Net fees by geography
Net fees (£ millions) | H1 2023 | H1 2022 | H1 2023 % change (CC) |
DACH | 74.5 | 70.5 | – |
Netherlands (including Spain) | 39.4 | 35.9 | 5% |
Rest of Europe | 53.2 | 35.4 | -2% |
USA | 49.4 | 51.7 | -11% |
Middle East and Asia | 10.1 | 9.6 | 6% |
Group | 208.6 | 203.1 | -2% |
Within DACH, the group reported growth in contract, up 1% year-on-year and permanent down 3%. Germany, the largest country in the region, also saw net fees decline 1%.
The Netherlands, which represents 95% of the region, saw net fee growth of 3% driven by technology (up 3%) and engineering up 4% driven by increased demand for Process Engineers, Electrical Engineers and Health & Safety Advisors. Spai,n which is reported as part of the Netherlands division, saw strong growth of 63% in the first half driven by technology.
In the Rest of Europe, contract, which represents 94% of net fees for the region, grew 5%, with permanent net fees declining 48%, driven by both market conditions and the transition towards contract, particularly in the UK. The UK, the largest country in the region, saw net fees remain flat.
In the USA, contract, which represents 86% of net fees, was down 2%. Permanent, which represents 14% of net fees, declined 43%.
In the Middle East and Asia, net fees grew by 6% over the year. Japan, which represents 43% of the region, was up 2% over the year.

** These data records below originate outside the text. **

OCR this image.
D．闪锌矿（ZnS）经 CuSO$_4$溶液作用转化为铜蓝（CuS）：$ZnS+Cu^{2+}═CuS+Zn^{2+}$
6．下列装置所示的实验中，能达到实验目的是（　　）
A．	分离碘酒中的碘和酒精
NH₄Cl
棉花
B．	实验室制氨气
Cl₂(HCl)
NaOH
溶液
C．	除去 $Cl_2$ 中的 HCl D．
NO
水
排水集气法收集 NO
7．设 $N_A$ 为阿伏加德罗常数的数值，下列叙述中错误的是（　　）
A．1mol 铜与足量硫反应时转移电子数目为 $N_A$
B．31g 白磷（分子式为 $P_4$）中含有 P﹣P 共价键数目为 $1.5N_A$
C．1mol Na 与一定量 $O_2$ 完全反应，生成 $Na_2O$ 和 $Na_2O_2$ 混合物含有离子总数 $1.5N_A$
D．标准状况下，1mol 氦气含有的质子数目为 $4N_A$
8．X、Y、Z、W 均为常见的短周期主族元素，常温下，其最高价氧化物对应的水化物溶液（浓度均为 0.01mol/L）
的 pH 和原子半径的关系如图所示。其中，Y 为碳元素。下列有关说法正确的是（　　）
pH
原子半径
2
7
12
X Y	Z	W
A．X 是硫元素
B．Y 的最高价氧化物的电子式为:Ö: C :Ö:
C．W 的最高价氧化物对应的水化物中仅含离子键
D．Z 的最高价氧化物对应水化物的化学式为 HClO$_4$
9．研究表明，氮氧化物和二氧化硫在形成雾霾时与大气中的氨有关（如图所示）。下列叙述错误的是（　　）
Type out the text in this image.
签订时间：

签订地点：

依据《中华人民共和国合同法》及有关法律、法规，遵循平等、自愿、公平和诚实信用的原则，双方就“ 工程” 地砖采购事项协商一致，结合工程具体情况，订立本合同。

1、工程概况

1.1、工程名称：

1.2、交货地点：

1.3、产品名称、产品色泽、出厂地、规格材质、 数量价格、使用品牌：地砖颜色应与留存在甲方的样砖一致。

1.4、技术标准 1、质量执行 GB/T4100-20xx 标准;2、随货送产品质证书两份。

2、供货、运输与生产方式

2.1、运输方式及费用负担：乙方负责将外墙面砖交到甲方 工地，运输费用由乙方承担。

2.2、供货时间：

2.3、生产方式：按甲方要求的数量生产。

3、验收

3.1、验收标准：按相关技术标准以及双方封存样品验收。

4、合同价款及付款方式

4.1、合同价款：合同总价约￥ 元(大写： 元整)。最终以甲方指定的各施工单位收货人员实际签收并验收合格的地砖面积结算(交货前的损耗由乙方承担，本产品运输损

Group average headcount in the first half was up 5% year-on-year, with Contract up 9% and Permanent down 10%.
“We are delighted with the strategic progress we have made, centred on an analytical and fact-based approach of knowing where to play and playing where we can win,” Lehne said. “Our highly disciplined and targeted investment in talent acquisition within Contract remains a priority for the business. Our Technology Improvement Programme is on track and on budget and is key to delivering a differentiated proposition within the market, driving both scale and higher margins over the mid-to-long term.”
Lehne continued, “Our long-term opportunity is unchanged, underpinned by structural megatrends which drive the acute need for scarce STEM talent. In the short term we remain responsive to the macro backdrop and how that plays out on the mix of new placements and extensions, while tightly managing costs. Supported by a resilient business model and robust financial position, we remain well positioned to source and place the best STEM talent the world needs and will be in a position of strength once the macro-economic environment eases.”
SThree shares last traded at £365.30, down 0.46% on the day and 12.23% above the 52 week low of £325.50 set on 20 June 2022. The company has a market cap of £493.62 million.